Untuk rincian lebih baik, tiap sisi harus dibuat terpisah dan pusat sinar X diarahkan ke
pusat orbita dari sisi yang akan diperiksa, serta tegak lurus pada film. Terlihat batas
jelas apeks petrosus, kanalis akustikus eksterna, vestibulum, dan kanalis
semisirkularis superior dapat terlihat.
Gambar 2.12 Proyeksi transorbital. Sinar X diarahkan tegak lurus pada film
14
c. Proyeksi Stenvers
Penderita menghadap ke film dengan kepala sedikit menekuk dan berputar 45ᴼ ke
arah sisi yang tidak diperiksa. Tepi lateral orbita pada sisi yang diperiksa terletak
dekat sekali dengan permukaan meja pemeriksaan. Berkas sinar X bersudut 2-14ᴼ ke
kaudal. Seluruh mastoid dapat terlihat jelas, apeks petrosus terlihat lengkap, kanalis
akustikus interna , vestibulum, kanalis semisirkularis terutama posterior terlihat jelas.
Gambar 2.13
Kiri : Posisi pada Proyeksi Stenvers. Sinar X bersudut 12-14ᴼ ke kaudal.

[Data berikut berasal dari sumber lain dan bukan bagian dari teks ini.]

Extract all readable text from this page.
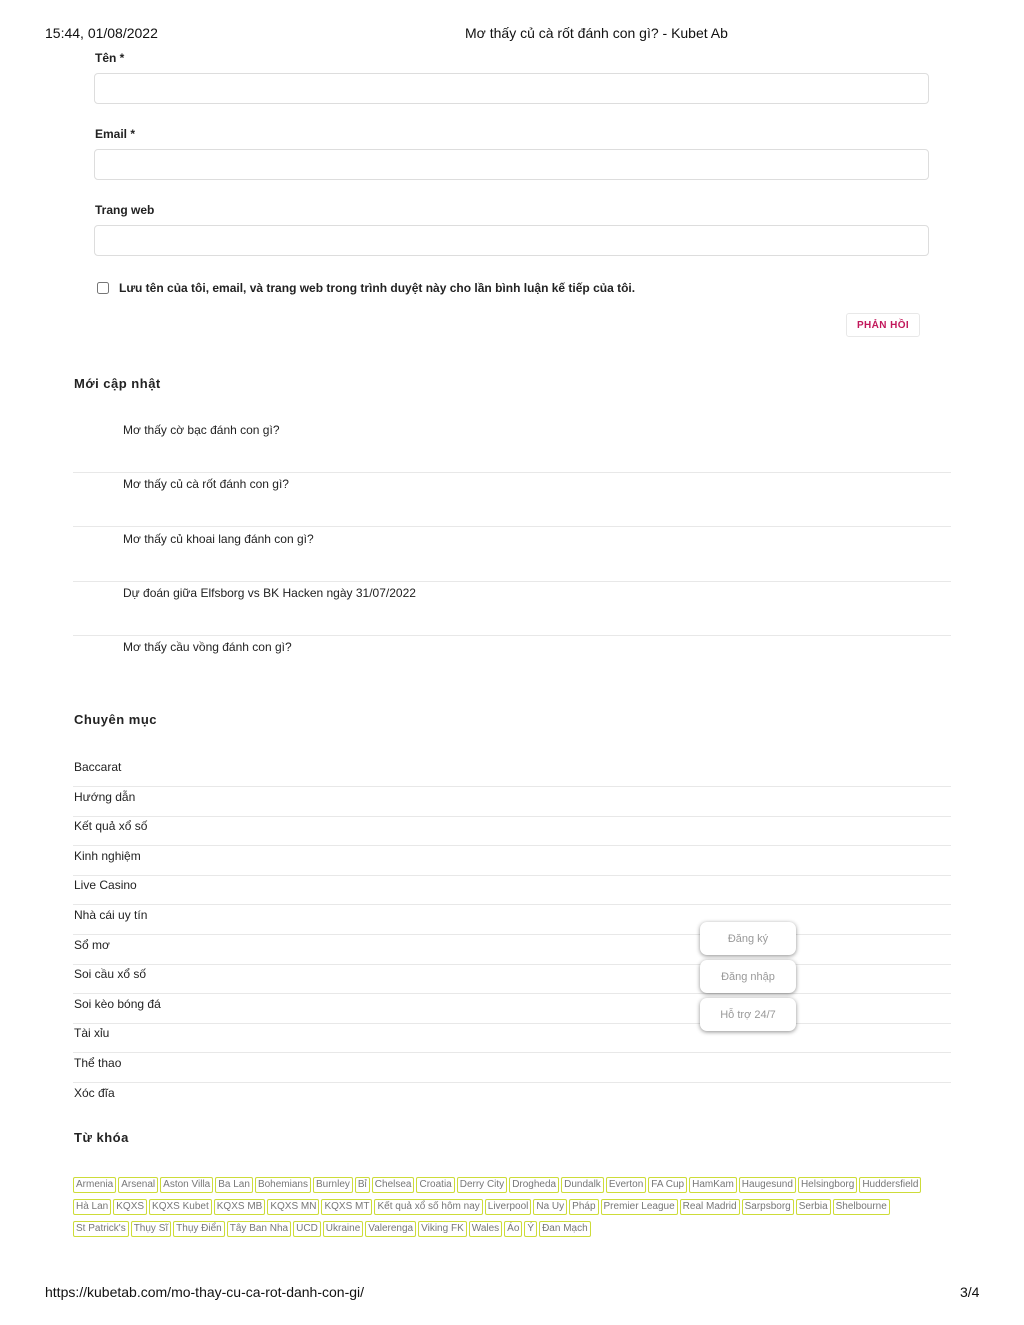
15:44, 01/08/2022	Mơ thấy củ cà rốt đánh con gì? - Kubet Ab
Tên *
Email *
Trang web
Lưu tên của tôi, email, và trang web trong trình duyệt này cho lần bình luận kế tiếp của tôi.
PHẢN HỒI
Mới cập nhật
Mơ thấy cờ bạc đánh con gì?
Mơ thấy củ cà rốt đánh con gì?
Mơ thấy củ khoai lang đánh con gì?
Dự đoán giữa Elfsborg vs BK Hacken ngày 31/07/2022
Mơ thấy cầu vồng đánh con gì?
Chuyên mục
Baccarat
Hướng dẫn
Kết quả xổ số
Kinh nghiệm
Live Casino
Nhà cái uy tín
Sổ mơ
Soi cầu xổ số
Soi kèo bóng đá
Tài xỉu
Thể thao
Xóc đĩa
Từ khóa
Armenia Arsenal Aston Villa Ba Lan Bohemians Burnley Bỉ Chelsea Croatia Derry City Drogheda Dundalk Everton FA Cup HamKam Haugesund Helsingborg HuddersfieldHà Lan KQXS KQXS Kubet KQXS MB KQXS MN KQXS MT Kết quả xổ số hôm nay Liverpool Na Uy Pháp Premier League Real Madrid Sarpsborg Serbia ShelbourneSt Patrick's Thụy Sĩ Thụy Điển Tây Ban Nha UCD Ukraine Valerenga Viking FK Wales Áo Ý Đan Mạch
Đăng ký
Đăng nhập
Hỗ trợ 24/7
https://kubetab.com/mo-thay-cu-ca-rot-danh-con-gi/	3/4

Kanan : gambaran pneumatisasi mastoid pada proyeksi Stenvers
d. Proyeksi Mayer
Kepala penderita berputar 45ᴼ ke arah sisi bawah yang diperiksa dan tabung
disesuaikan sehingga sinar utama melewati kanalis akustikus eksterna menuju film
dengan sudut 45ᴼ. Proyeksi ini memberikan gambaran aksial dari tulang petrosus dan
pneumatisasi mastoid. Antrum mastoid, kanalis akustikus eksterna dan sisi depan
kavum timpani jelas terlihat.
Gambar 2.14
Kiri : posisi pada proyeksi Mayer. Sinar X melewati kanalis akustikus eksterna menuju film
dengan sudut 45ᴼ. Kanan : gambaran pneumatisasi mastoid pada proyeksi Mayer
15
2.8 PENATALAKSANAAN
1. Atikotomi
Kolesteatoma yang terbatas pada daerah atik dapat diangkat dengan prosedur
atikotomi, yang dikenal sebagai epitimpanotomi atau timpanotomi anterior, dimana
kerusakan pada daerah skutum direkonstruksi dengan tandur dari tulang rawan tragus
dan tetap menjaga keutuhan dinding liang telinga serta tulang-tulang pendengaran.
2. Canal Wall Down Procedures
Prosedur ini membersihkan dan mengangkat semua kolesteatoma, termasuk dinding
posterior liang telinga, sehingga meninggalkan kavum mastoid berhubungan langsung
dengan liang telinga luar.
3. Canal Wall Up Procedures
Kolesteatoma dibuang dengan pendekatan kombinasi melalui mastoid dan liang
telinga, tanpa menghancurkan dinding posterior liang telinga.